# Insects



## CenlaLowell (Apr 21, 2017)

My father in law is having a issue that he is concerned about. These ants around his crepe myrtles are the issue. I used Google lens and the conclusion was it was carpenter ants. What do you all think and what should he use to get rid of them?

Thanks


----------



## Mightyquinn (Jan 31, 2017)

I would think Bifen or Imidacloprid would get the job done to an extent. You could also try sprinkling some Amdro Ant Killer around the base of the trees as I have had pretty good success with that stuff. Might want to look into spraying some IGR also as it will help interrupt their growth cycle.


----------



## dicko1 (Oct 25, 2019)

Yep, Carpenter ants.

Killing the ones you see walking around wont do anything to solve the problem. You need to kill the nest. First step is to just watch them and see if you can find the nest. They move along well defined trails and if you watch their movements you can usually deduce where the nest is located. Then just spray the entrance to the nest. The best stuff I've used is Taurus SC. Its slow acting and gets tracked back into the nest and wipes it out. It also comes with a lot of warnings on where it can be sprayed so be careful.

Second to that is a gel bait like Combat.

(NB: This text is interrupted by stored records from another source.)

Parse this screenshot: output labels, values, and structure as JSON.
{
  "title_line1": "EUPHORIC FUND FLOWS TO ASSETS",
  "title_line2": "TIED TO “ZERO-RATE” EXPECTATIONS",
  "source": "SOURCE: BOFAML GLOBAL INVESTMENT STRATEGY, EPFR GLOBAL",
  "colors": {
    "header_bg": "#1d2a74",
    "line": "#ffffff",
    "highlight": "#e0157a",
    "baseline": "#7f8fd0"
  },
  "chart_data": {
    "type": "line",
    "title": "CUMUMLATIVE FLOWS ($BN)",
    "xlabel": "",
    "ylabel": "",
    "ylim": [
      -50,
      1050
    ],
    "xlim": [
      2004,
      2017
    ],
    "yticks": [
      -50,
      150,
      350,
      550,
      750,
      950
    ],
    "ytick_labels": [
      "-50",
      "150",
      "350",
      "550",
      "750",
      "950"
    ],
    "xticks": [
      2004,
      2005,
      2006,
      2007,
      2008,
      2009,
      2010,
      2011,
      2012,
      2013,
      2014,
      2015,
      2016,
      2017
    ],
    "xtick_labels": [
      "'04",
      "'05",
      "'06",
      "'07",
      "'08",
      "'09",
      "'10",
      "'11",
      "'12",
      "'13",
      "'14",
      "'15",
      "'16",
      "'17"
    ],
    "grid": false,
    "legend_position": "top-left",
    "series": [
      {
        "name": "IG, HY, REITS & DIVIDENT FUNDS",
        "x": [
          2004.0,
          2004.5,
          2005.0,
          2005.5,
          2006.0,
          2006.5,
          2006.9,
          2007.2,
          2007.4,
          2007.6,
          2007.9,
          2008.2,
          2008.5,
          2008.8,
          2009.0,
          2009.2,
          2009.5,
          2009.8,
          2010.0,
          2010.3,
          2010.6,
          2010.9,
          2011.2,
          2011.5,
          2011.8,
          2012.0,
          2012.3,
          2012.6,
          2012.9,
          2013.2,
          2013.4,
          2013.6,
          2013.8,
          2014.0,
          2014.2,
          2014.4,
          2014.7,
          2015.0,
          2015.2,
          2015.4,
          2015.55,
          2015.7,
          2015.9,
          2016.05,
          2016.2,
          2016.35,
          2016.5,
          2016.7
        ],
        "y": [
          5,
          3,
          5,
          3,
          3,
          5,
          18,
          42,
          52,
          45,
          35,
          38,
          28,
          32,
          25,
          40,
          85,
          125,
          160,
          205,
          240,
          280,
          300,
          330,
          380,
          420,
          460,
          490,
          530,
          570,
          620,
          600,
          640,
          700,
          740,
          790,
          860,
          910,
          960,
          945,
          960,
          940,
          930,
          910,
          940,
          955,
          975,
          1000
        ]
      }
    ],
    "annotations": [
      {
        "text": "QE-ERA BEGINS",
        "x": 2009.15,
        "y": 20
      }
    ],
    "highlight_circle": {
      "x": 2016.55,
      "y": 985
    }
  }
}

The problem with baits is you have to get the ants to eat it which can be difficult.

Or just hire a pro but that can be hit or miss because most dont want to go to all the trouble of finding the nest and would rather just blanket spray everything.

If you dont wipe out the nest, you'll never be rid of them.


----------



## San (Jun 21, 2021)

I've had great success with these: https://www.lowes.com/pd/TERRO-6-Count-Ant-Bait-Station-6-Pack/5001954631


----------